E a crioula insidiosa, olhando então fixamente o senhor, e lendo em sua fisionomia os efeitos do veneno que lhe lançava no coração, continuou com desfaçatez inaudita:

– Eu também sou negra e escrava, criada na vida solta, animal abandonado e livre no campo, e não quero enganar a meu senhor... assim como vivo, não me vencerei por muito tempo... eu aviso, sou negra e escrava, tenho maus costumes antigos... meu senhor não poderá depois queixar-se... peço perdão, mas confesso: uma noite já cheguei a pôr a mão na chave da porta... se isto continua; assim, em alguma outra noite, Esméria enganará seu senhor, e abrirá a porta...

Nova praga obscena foi a resposta do esquálido senhor.

A crioula fingiu-se alterada e sentida da injúria; começou a passear ao longo da senzala com arrebatamento e artificial comoção, dando ao corpo meneios indecentes, e pondo o vestido em desordem grosseiramente libidinosa.

A rusticidade sensual de Paulo Borges exaltava-se provocada, alucinada pelos trejeitos obscenos da negra que já o conhecia bem.

– Eu peço para ser vendida! Eu preciso sair desta fazenda! – exclamou ela, quase chorando.

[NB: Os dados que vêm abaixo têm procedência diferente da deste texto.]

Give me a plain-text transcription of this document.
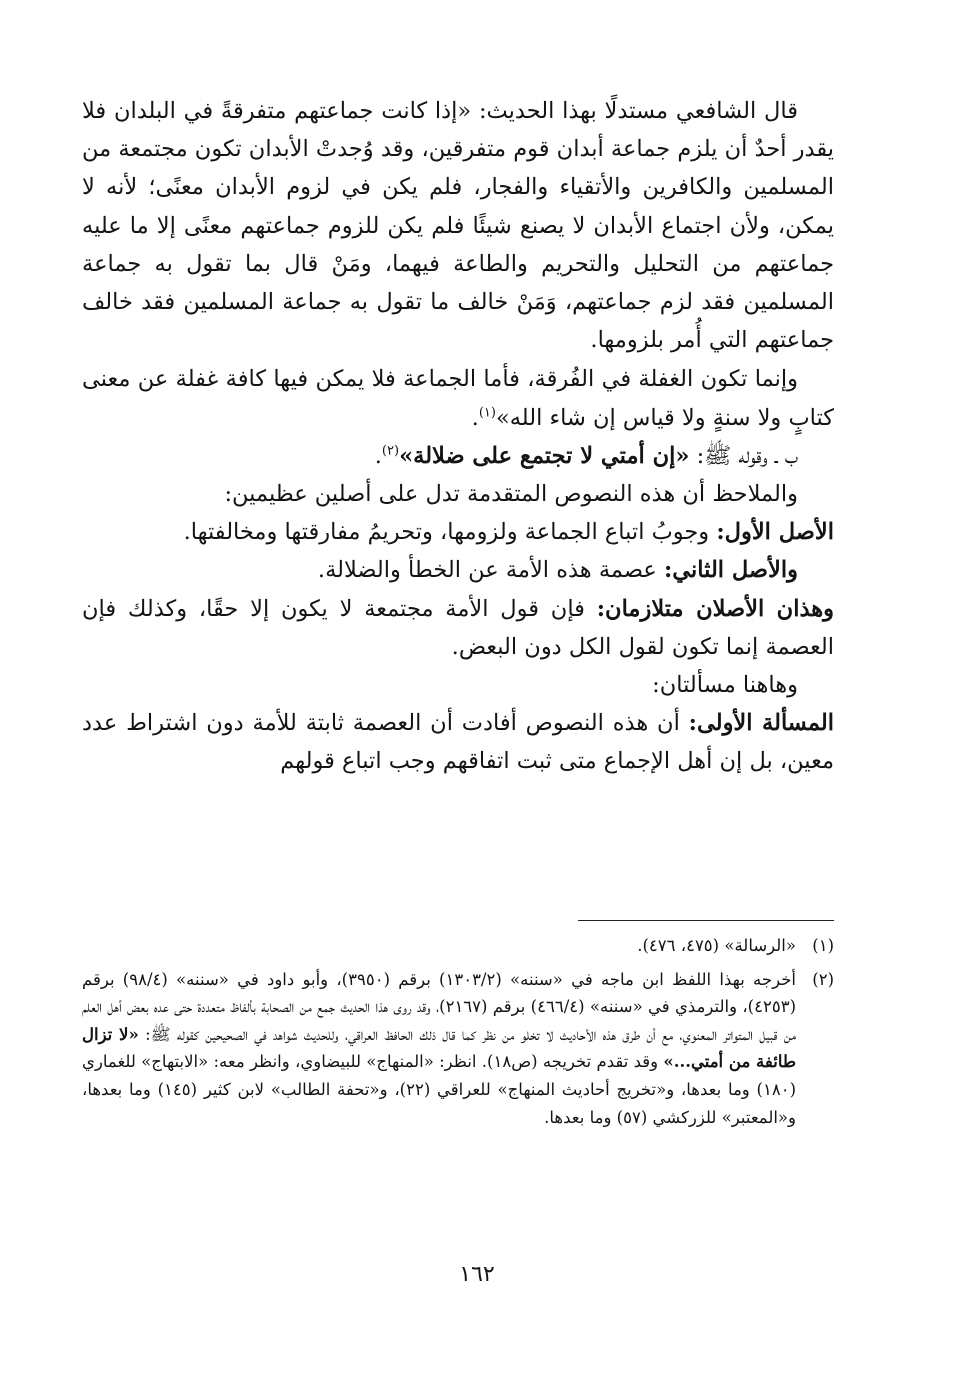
قال الشافعي مستدلًا بهذا الحديث: «إذا كانت جماعتهم متفرقةً في البلدان فلا يقدر أحدٌ أن يلزم جماعة أبدان قوم متفرقين، وقد وُجدتْ الأبدان تكون مجتمعة من المسلمين والكافرين والأتقياء والفجار، فلم يكن في لزوم الأبدان معنًى؛ لأنه لا يمكن، ولأن اجتماع الأبدان لا يصنع شيئًا فلم يكن للزوم جماعتهم معنًى إلا ما عليه جماعتهم من التحليل والتحريم والطاعة فيهما، ومَنْ قال بما تقول به جماعة المسلمين فقد لزم جماعتهم، وَمَنْ خالف ما تقول به جماعة المسلمين فقد خالف جماعتهم التي أُمر بلزومها.

وإنما تكون الغفلة في الفُرقة، فأما الجماعة فلا يمكن فيها كافة غفلة عن معنى كتابٍ ولا سنةٍ ولا قياس إن شاء الله»$^{(١)}$.

ب ـ وقوله ﷺ: «إن أمتي لا تجتمع على ضلالة»$^{(٢)}$.

والملاحظ أن هذه النصوص المتقدمة تدل على أصلين عظيمين:

الأصل الأول: وجوبُ اتباع الجماعة ولزومها، وتحريمُ مفارقتها ومخالفتها.

والأصل الثاني: عصمة هذه الأمة عن الخطأ والضلالة.

وهذان الأصلان متلازمان: فإن قول الأمة مجتمعة لا يكون إلا حقًا، وكذلك فإن العصمة إنما تكون لقول الكل دون البعض.

وهاهنا مسألتان:

المسألة الأولى: أن هذه النصوص أفادت أن العصمة ثابتة للأمة دون اشتراط عدد معين، بل إن أهل الإجماع متى ثبت اتفاقهم وجب اتباع قولهم

(١)
«الرسالة» (٤٧٥، ٤٧٦).
(٢)
أخرجه بهذا اللفظ ابن ماجه في «سننه» (١٣٠٣/٢) برقم (٣٩٥٠)، وأبو داود في «سننه» (٩٨/٤) برقم (٤٢٥٣)، والترمذي في «سننه» (٤٦٦/٤) برقم (٢١٦٧)، وقد روى هذا الحديث جمع من الصحابة بألفاظ متعددة حتى عده بعض أهل العلم من قبيل المتواتر المعنوي، مع أن طرق هذه الأحاديث لا تخلو من نظر كما قال ذلك الحافظ العراقي، وللحديث شواهد في الصحيحين كقوله ﷺ: «لا تزال طائفة من أمتي...» وقد تقدم تخريجه (ص١٨). انظر: «المنهاج» للبيضاوي، وانظر معه: «الابتهاج» للغماري (١٨٠) وما بعدها، و«تخريج أحاديث المنهاج» للعراقي (٢٢)، و«تحفة الطالب» لابن كثير (١٤٥) وما بعدها، و«المعتبر» للزركشي (٥٧) وما بعدها.
١٦٢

Paulo Borges, o adúltero, Paulo Borges o desvairado se curvou ante a negra, sua escrava, e escreveu nos seus pés a sentença da última degradação da esposa virtuosa e honestíssima.

No dia seguinte, e a despeito da vontade expressa de Teresa, Esméria entrou pela porta da cozinha da casa da família de Paulo Borges, e teve ali quarto separado e distinto do dormitório das outras escravas internas.